Practical Musicianship (Music 290) is a course designed to teach basic music skills to students from all majors who have little or no musical knowledge. When approved by the Online Department, the course will become available to online students as Music 130.
Matt Moore, a Music Department faculty member who helped develop the course, shared that it was created for a few different reasons.
"We're trying to reach a few different types of students," Moore said. "In a music major's first musicianship class, if they fail to pass the preliminary exam, they are sent to this course instead, in order to prepare them to continue moving forward with a music degree."
Moore said the course also aims to benefit students who choose not to pursue a music degree, leaving them with the skills they need to fulfill other responsibilities.
"If this is the only music course a student takes, they'll still have the basic skills to serve in a music position wherever they're asked," Moore said. "This will allow them to gain basic skills to teach music to other people, serve in their church callings, or organize a musical group or performance whenever they want."
Music 130 was created by a team of Music Department faculty members from different disciplines of music. No prior musical experience is necessary to take the course.
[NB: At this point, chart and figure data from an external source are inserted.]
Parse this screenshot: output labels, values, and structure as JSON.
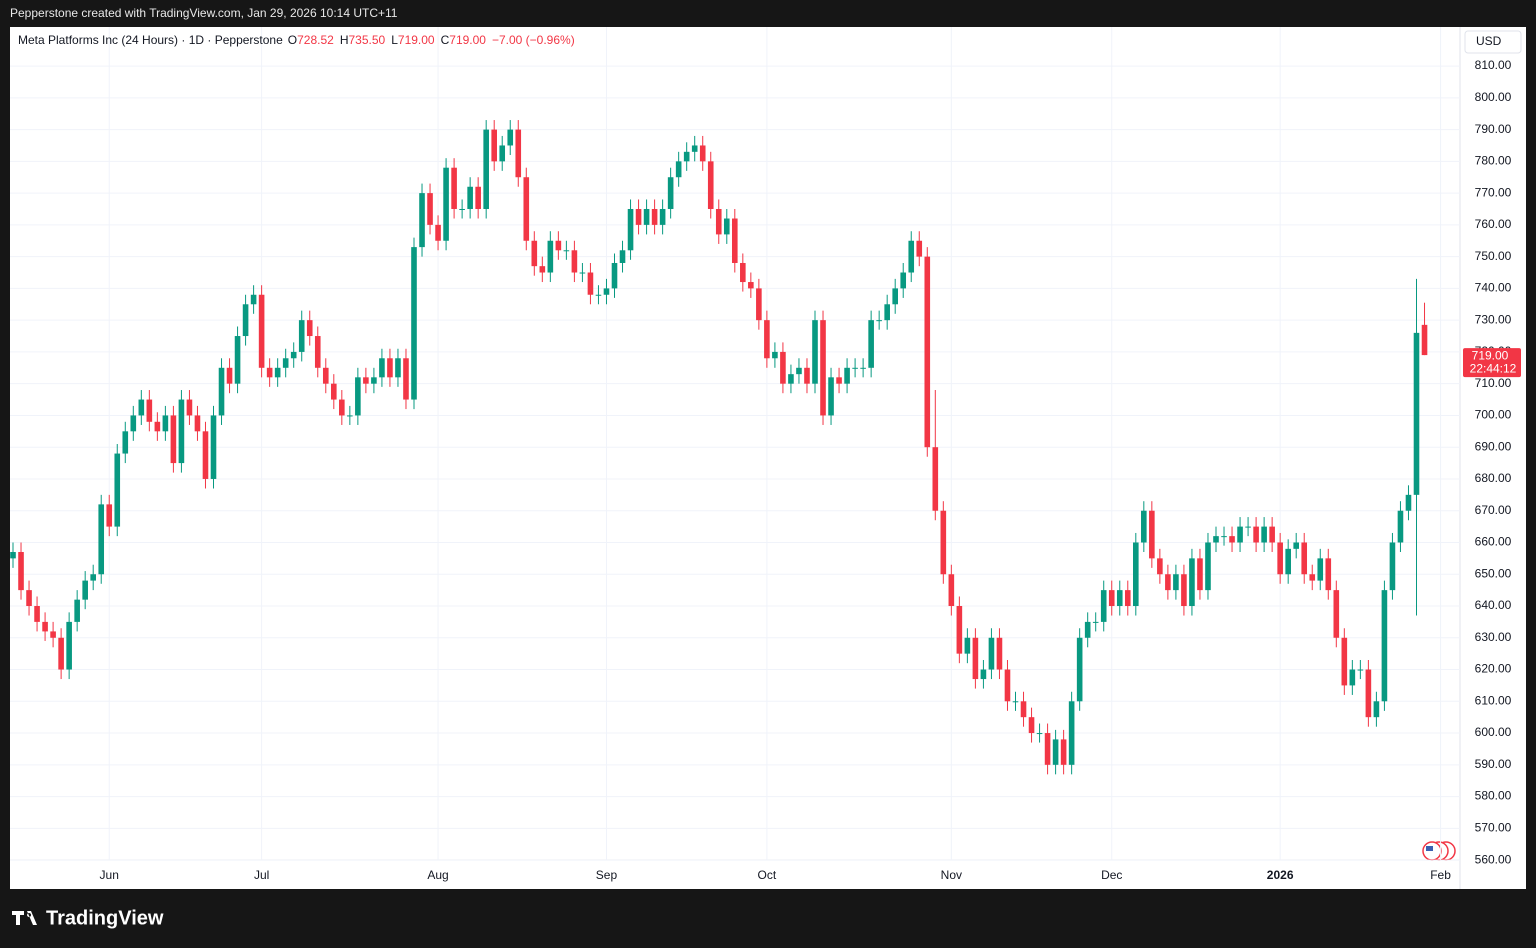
{
  "header": {
    "text": "Pepperstone created with TradingView.com, Jan 29, 2026 10:14 UTC+11"
  },
  "footer": {
    "brand": "TradingView"
  },
  "chart_data": {
    "type": "candlestick",
    "title": "Meta Platforms Inc (24 Hours) · 1D · Pepperstone",
    "legend_values": [
      {
        "key": "O",
        "value": "728.52"
      },
      {
        "key": "H",
        "value": "735.50"
      },
      {
        "key": "L",
        "value": "719.00"
      },
      {
        "key": "C",
        "value": "719.00"
      }
    ],
    "change": "−7.00 (−0.96%)",
    "currency": "USD",
    "price_tag": {
      "price": "719.00",
      "countdown": "22:44:12"
    },
    "up_color": "#089981",
    "down_color": "#f23645",
    "grid": true,
    "categories": [
      null,
      null,
      null,
      null,
      null,
      null,
      null,
      null,
      null,
      null,
      null,
      null,
      "Jun",
      null,
      null,
      null,
      null,
      null,
      null,
      null,
      null,
      null,
      null,
      null,
      null,
      null,
      null,
      null,
      null,
      null,
      null,
      "Jul",
      null,
      null,
      null,
      null,
      null,
      null,
      null,
      null,
      null,
      null,
      null,
      null,
      null,
      null,
      null,
      null,
      null,
      null,
      null,
      null,
      null,
      "Aug",
      null,
      null,
      null,
      null,
      null,
      null,
      null,
      null,
      null,
      null,
      null,
      null,
      null,
      null,
      null,
      null,
      null,
      null,
      null,
      null,
      "Sep",
      null,
      null,
      null,
      null,
      null,
      null,
      null,
      null,
      null,
      null,
      null,
      null,
      null,
      null,
      null,
      null,
      null,
      null,
      null,
      "Oct",
      null,
      null,
      null,
      null,
      null,
      null,
      null,
      null,
      null,
      null,
      null,
      null,
      null,
      null,
      null,
      null,
      null,
      null,
      null,
      null,
      null,
      null,
      "Nov",
      null,
      null,
      null,
      null,
      null,
      null,
      null,
      null,
      null,
      null,
      null,
      null,
      null,
      null,
      null,
      null,
      null,
      null,
      null,
      "Dec",
      null,
      null,
      null,
      null,
      null,
      null,
      null,
      null,
      null,
      null,
      null,
      null,
      null,
      null,
      null,
      null,
      null,
      null,
      null,
      null,
      "2026",
      null,
      null,
      null,
      null,
      null,
      null,
      null,
      null,
      null,
      null,
      null,
      null,
      null,
      null,
      null,
      null,
      null,
      null,
      null,
      "Feb"
    ],
    "open": [
      655,
      657,
      645,
      640,
      635,
      632,
      630,
      620,
      635,
      642,
      648,
      650,
      672,
      665,
      688,
      695,
      700,
      705,
      698,
      695,
      700,
      685,
      705,
      700,
      695,
      680,
      700,
      715,
      710,
      725,
      735,
      738,
      715,
      712,
      715,
      718,
      720,
      730,
      725,
      715,
      710,
      705,
      700,
      700,
      712,
      710,
      712,
      718,
      712,
      718,
      705,
      753,
      770,
      760,
      755,
      778,
      765,
      765,
      772,
      765,
      790,
      780,
      785,
      790,
      775,
      755,
      747,
      745,
      755,
      752,
      752,
      745,
      745,
      738,
      738,
      740,
      748,
      752,
      765,
      760,
      765,
      760,
      765,
      775,
      780,
      783,
      785,
      780,
      765,
      757,
      762,
      748,
      742,
      740,
      730,
      718,
      720,
      710,
      713,
      715,
      710,
      730,
      700,
      712,
      710,
      715,
      715,
      715,
      730,
      730,
      735,
      740,
      745,
      755,
      750,
      690,
      670,
      650,
      640,
      625,
      630,
      617,
      620,
      630,
      620,
      610,
      610,
      605,
      600,
      600,
      590,
      598,
      590,
      610,
      630,
      635,
      635,
      645,
      640,
      645,
      640,
      660,
      670,
      655,
      650,
      645,
      650,
      640,
      655,
      645,
      660,
      662,
      662,
      660,
      665,
      665,
      660,
      665,
      660,
      650,
      658,
      660,
      650,
      648,
      655,
      645,
      630,
      615,
      620,
      620,
      605,
      610,
      645,
      660,
      670,
      675,
      728.52,
      null,
      null
    ],
    "high": [
      660,
      660,
      648,
      643,
      638,
      635,
      633,
      638,
      645,
      651,
      653,
      675,
      675,
      691,
      698,
      703,
      708,
      708,
      701,
      703,
      703,
      708,
      708,
      703,
      698,
      703,
      718,
      718,
      728,
      738,
      741,
      741,
      718,
      718,
      721,
      723,
      733,
      733,
      728,
      718,
      713,
      708,
      703,
      715,
      715,
      715,
      721,
      721,
      721,
      721,
      756,
      773,
      773,
      763,
      781,
      781,
      768,
      775,
      775,
      793,
      793,
      788,
      793,
      793,
      778,
      758,
      750,
      758,
      758,
      755,
      755,
      748,
      748,
      741,
      743,
      751,
      755,
      768,
      768,
      768,
      768,
      768,
      778,
      783,
      786,
      788,
      788,
      783,
      768,
      765,
      765,
      751,
      745,
      743,
      733,
      723,
      723,
      716,
      718,
      718,
      733,
      733,
      715,
      715,
      718,
      718,
      718,
      733,
      733,
      738,
      743,
      748,
      758,
      758,
      753,
      708,
      673,
      653,
      643,
      633,
      633,
      623,
      633,
      633,
      623,
      613,
      613,
      608,
      603,
      603,
      601,
      601,
      613,
      633,
      638,
      638,
      648,
      648,
      648,
      648,
      663,
      673,
      673,
      658,
      653,
      653,
      653,
      658,
      658,
      663,
      665,
      665,
      665,
      668,
      668,
      668,
      668,
      668,
      663,
      661,
      663,
      663,
      653,
      658,
      658,
      648,
      633,
      623,
      623,
      623,
      613,
      648,
      663,
      673,
      678,
      743,
      735.5,
      null,
      null
    ],
    "low": [
      652,
      642,
      637,
      632,
      629,
      627,
      617,
      617,
      632,
      639,
      645,
      647,
      662,
      662,
      685,
      692,
      697,
      695,
      692,
      692,
      682,
      682,
      697,
      692,
      677,
      677,
      697,
      707,
      707,
      722,
      732,
      712,
      709,
      709,
      712,
      715,
      717,
      722,
      712,
      707,
      702,
      697,
      697,
      697,
      707,
      707,
      709,
      709,
      709,
      702,
      702,
      750,
      757,
      752,
      752,
      762,
      762,
      762,
      762,
      762,
      777,
      777,
      782,
      772,
      752,
      744,
      742,
      742,
      749,
      749,
      742,
      742,
      735,
      735,
      735,
      737,
      745,
      749,
      757,
      757,
      757,
      757,
      762,
      772,
      777,
      780,
      777,
      762,
      754,
      754,
      745,
      739,
      737,
      727,
      715,
      715,
      707,
      707,
      710,
      707,
      707,
      697,
      697,
      707,
      707,
      712,
      712,
      712,
      727,
      727,
      732,
      737,
      742,
      747,
      687,
      667,
      647,
      637,
      622,
      622,
      614,
      614,
      617,
      617,
      607,
      607,
      602,
      597,
      597,
      587,
      587,
      587,
      587,
      607,
      627,
      632,
      632,
      637,
      637,
      637,
      637,
      657,
      652,
      647,
      642,
      642,
      637,
      637,
      642,
      642,
      657,
      659,
      657,
      657,
      662,
      657,
      657,
      657,
      647,
      647,
      655,
      647,
      645,
      645,
      642,
      627,
      612,
      612,
      617,
      602,
      602,
      607,
      642,
      657,
      667,
      637,
      719,
      null,
      null
    ],
    "close": [
      657,
      645,
      640,
      635,
      632,
      630,
      620,
      635,
      642,
      648,
      650,
      672,
      665,
      688,
      695,
      700,
      705,
      698,
      695,
      700,
      685,
      705,
      700,
      695,
      680,
      700,
      715,
      710,
      725,
      735,
      738,
      715,
      712,
      715,
      718,
      720,
      730,
      725,
      715,
      710,
      705,
      700,
      700,
      712,
      710,
      712,
      718,
      712,
      718,
      705,
      753,
      770,
      760,
      755,
      778,
      765,
      765,
      772,
      765,
      790,
      780,
      785,
      790,
      775,
      755,
      747,
      745,
      755,
      752,
      752,
      745,
      745,
      738,
      738,
      740,
      748,
      752,
      765,
      760,
      765,
      760,
      765,
      775,
      780,
      783,
      785,
      780,
      765,
      757,
      762,
      748,
      742,
      740,
      730,
      718,
      720,
      710,
      713,
      715,
      710,
      730,
      700,
      712,
      710,
      715,
      715,
      715,
      730,
      730,
      735,
      740,
      745,
      755,
      750,
      690,
      670,
      650,
      640,
      625,
      630,
      617,
      620,
      630,
      620,
      610,
      610,
      605,
      600,
      600,
      590,
      598,
      590,
      610,
      630,
      635,
      635,
      645,
      640,
      645,
      640,
      660,
      670,
      655,
      650,
      645,
      650,
      640,
      655,
      645,
      660,
      662,
      662,
      660,
      665,
      665,
      660,
      665,
      660,
      650,
      658,
      660,
      650,
      648,
      655,
      645,
      630,
      615,
      620,
      620,
      605,
      610,
      645,
      660,
      670,
      675,
      726,
      719,
      null,
      null
    ],
    "ylim": [
      550.9,
      822.3
    ],
    "yticks": [
      {
        "value": 560,
        "label": "560.00"
      },
      {
        "value": 570,
        "label": "570.00"
      },
      {
        "value": 580,
        "label": "580.00"
      },
      {
        "value": 590,
        "label": "590.00"
      },
      {
        "value": 600,
        "label": "600.00"
      },
      {
        "value": 610,
        "label": "610.00"
      },
      {
        "value": 620,
        "label": "620.00"
      },
      {
        "value": 630,
        "label": "630.00"
      },
      {
        "value": 640,
        "label": "640.00"
      },
      {
        "value": 650,
        "label": "650.00"
      },
      {
        "value": 660,
        "label": "660.00"
      },
      {
        "value": 670,
        "label": "670.00"
      },
      {
        "value": 680,
        "label": "680.00"
      },
      {
        "value": 690,
        "label": "690.00"
      },
      {
        "value": 700,
        "label": "700.00"
      },
      {
        "value": 710,
        "label": "710.00"
      },
      {
        "value": 720,
        "label": "720.00"
      },
      {
        "value": 730,
        "label": "730.00"
      },
      {
        "value": 740,
        "label": "740.00"
      },
      {
        "value": 750,
        "label": "750.00"
      },
      {
        "value": 760,
        "label": "760.00"
      },
      {
        "value": 770,
        "label": "770.00"
      },
      {
        "value": 780,
        "label": "780.00"
      },
      {
        "value": 790,
        "label": "790.00"
      },
      {
        "value": 800,
        "label": "800.00"
      },
      {
        "value": 810,
        "label": "810.00"
      }
    ]
  }
}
The only cost for the course includes purchasing the online music teaching program that helps students learn simple piano and voice skills, along with learning how to read and conduct music.
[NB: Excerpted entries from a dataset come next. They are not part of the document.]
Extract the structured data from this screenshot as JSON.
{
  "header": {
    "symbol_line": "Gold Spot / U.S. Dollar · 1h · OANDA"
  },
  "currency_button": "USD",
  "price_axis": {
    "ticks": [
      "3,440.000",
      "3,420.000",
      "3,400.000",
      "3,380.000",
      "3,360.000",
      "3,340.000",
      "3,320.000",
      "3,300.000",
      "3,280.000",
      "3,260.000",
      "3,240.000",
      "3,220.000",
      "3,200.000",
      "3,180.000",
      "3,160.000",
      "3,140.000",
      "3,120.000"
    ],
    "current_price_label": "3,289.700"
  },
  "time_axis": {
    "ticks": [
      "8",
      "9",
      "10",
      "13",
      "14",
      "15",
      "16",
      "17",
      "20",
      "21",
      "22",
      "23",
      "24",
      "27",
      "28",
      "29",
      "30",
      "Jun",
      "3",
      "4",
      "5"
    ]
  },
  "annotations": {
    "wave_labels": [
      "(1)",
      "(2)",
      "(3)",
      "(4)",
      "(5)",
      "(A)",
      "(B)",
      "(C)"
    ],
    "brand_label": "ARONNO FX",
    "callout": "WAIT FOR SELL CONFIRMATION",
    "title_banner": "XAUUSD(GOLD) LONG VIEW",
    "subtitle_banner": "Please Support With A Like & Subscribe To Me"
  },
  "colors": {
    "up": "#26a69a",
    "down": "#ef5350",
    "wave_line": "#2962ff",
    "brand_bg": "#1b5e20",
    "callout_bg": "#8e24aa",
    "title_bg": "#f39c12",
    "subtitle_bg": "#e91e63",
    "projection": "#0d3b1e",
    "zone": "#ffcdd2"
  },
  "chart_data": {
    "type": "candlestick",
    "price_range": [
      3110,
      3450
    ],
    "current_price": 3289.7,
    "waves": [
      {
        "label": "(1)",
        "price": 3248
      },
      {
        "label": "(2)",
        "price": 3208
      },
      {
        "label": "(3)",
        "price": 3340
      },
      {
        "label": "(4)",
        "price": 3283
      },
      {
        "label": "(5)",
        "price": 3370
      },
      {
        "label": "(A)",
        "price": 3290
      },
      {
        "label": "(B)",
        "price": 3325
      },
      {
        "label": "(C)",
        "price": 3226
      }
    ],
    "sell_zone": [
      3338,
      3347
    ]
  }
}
Moore also shared that students will have opportunities to demonstrate leadership and problem-solving skills that will help members of the Church around the world.
"I hope this will make music in the Church better overall," Moore said. "We want to help people feel confident that they can fulfill any musical assignment in the church, from primary chorister to ward choir director."
Holleah LeBaron, a sophomore studying music composition who took the class last semester, said that she was able to apply what she was learning in a very practical way.
"I learned how to memorize a lot better. I also started incorporating what I was learning in my other classes, so that helped a lot, too," LeBaron said.
LeBaron hopes other students will take advantage of the unique learning opportunities it has to offer.
"I think that everyone should have some sort of concept of music," LeBaron said. "The class is perfect for beginners, so you can't get lost. And if you do, you have all the tools and resources you need to catch up. I think that everyone should take it because it opens your eyes to a whole new understanding of what music and creating music has to offer."